La Nina en La Calle,
To the little K’akchikel girl who caught my eye in Santiago Sacatepequez one day in June 2006
La nina en la calle...
A rainbow upon her back, runs along
laughing and smiling,
racing against the little boys.
Not yet has she learned about Place, a thing taught
One heavy-handed lesson at a time,
One admonishment at a time,
One male doctrine at a time.
Tradition-proud, the mothers follow behind,
bearing their children and their vows of silence
in the rainbow colored raimants upon their backs.
Unaware, perhaps, that these same backs, and countless ones before them,
bent over looms and washbasins and fields,
contain the strength that has carried entire nations
to either rise with pride or fall with dignity
through each dark, blood soaked male chapter of human history.
I walk behind them, uncomfortable in both my gender and my race,
my life comparatively encumbered with unspeakable luxury.
Much more separates me than skin color and clothing.
A foreign mother’s dark eyes look to me,
curiously, imploringly,
they have heard vague rumors of a place
of Magic:
where women, like me, can choose education, birth control, and to own property.
Here I wander in their land, ostensibly to assist the poor, but
What can I really offer them?
What they want is not mine to give, and I am a drab, paltry thing
compared to these living rainbows.
For a wanderer like myself, there is something to be said about knowing Place,
a richness in the doctrine of coming Home.
I have no easy answers or solutions or wisdom for them.
If I could, I would give them my country’s best, but not its greed,
its wealth but not its riches,
and relinquish its iron grip on the world, that subdues lesser cultures into knowing their Place,
invariably incurring yet more burdens upon their women’s backs.
This is a place where half the population is under age nineteen.
The little girl runs on unaware
While her mother smiles wistfully at her, and adjusts
a rainbow shawl into position for nursing yet another child,
unashamedly baring a heavy dark breast to place in her tiny infant’s mouth.

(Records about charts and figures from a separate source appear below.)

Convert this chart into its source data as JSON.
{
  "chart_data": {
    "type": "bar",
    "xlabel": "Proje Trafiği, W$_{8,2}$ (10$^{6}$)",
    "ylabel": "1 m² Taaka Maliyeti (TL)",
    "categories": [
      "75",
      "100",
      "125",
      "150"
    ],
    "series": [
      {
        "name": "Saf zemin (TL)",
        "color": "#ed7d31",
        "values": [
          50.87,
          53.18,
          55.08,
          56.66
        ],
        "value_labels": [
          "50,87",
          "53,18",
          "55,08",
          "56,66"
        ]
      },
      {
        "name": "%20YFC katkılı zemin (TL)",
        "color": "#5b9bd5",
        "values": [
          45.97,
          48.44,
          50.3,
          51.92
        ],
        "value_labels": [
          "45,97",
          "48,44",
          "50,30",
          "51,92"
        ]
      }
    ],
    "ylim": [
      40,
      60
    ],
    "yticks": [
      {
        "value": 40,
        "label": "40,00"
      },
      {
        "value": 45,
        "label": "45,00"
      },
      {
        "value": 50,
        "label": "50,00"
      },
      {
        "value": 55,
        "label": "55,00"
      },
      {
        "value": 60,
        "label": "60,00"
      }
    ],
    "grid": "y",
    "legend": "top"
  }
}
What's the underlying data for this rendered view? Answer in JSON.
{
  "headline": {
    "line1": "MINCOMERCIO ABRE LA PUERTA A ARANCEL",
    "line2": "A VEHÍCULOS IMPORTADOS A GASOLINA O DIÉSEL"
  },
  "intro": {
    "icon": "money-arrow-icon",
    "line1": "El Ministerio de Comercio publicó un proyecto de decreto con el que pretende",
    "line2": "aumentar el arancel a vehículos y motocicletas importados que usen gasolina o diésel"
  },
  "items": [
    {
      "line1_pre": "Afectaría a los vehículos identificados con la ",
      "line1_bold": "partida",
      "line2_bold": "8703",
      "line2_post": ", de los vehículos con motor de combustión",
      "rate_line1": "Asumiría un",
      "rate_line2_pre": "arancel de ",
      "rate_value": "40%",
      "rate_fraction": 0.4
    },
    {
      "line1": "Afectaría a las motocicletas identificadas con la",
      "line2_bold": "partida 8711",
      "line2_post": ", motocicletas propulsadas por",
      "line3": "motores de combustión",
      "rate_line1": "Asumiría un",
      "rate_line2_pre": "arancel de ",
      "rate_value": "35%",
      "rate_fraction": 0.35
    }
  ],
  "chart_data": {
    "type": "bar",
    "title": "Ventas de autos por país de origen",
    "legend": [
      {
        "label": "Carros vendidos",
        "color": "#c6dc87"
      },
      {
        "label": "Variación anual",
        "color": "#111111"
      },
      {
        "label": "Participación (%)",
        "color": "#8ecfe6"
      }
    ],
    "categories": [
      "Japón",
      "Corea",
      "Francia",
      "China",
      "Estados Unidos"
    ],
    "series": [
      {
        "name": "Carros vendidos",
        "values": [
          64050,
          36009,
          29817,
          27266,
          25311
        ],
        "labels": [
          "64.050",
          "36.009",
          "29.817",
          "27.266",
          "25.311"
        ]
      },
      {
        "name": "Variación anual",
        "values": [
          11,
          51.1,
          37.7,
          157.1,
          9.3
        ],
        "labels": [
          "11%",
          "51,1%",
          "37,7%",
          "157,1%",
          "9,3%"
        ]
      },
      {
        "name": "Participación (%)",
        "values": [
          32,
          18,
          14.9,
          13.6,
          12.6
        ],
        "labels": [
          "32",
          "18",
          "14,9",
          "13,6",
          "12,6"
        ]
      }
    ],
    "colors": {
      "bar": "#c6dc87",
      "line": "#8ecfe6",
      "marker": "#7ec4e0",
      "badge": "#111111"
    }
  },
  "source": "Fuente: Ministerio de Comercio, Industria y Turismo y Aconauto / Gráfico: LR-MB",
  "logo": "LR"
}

Maybe she catches a fleeting memory of the grace period
that accompanies early childhood, or maybe, like me,
she prays for a different future for this girl.
A future where men and women walk, in step,
beside each other,
building a place ,
One vision at a time,
One brick at a time,
One prayer at a time,
and where the hope of a nation need not be a burden on the backs of its underserved gender.
Where women have found the voices lost for centuries,
and rainbow clad little girls can move ahead:
walking, skipping, running, advancing, dancing-
towards a more rightful Place.
It is a lot of hope , and a heavy burden, that I project onto one little girl in the street.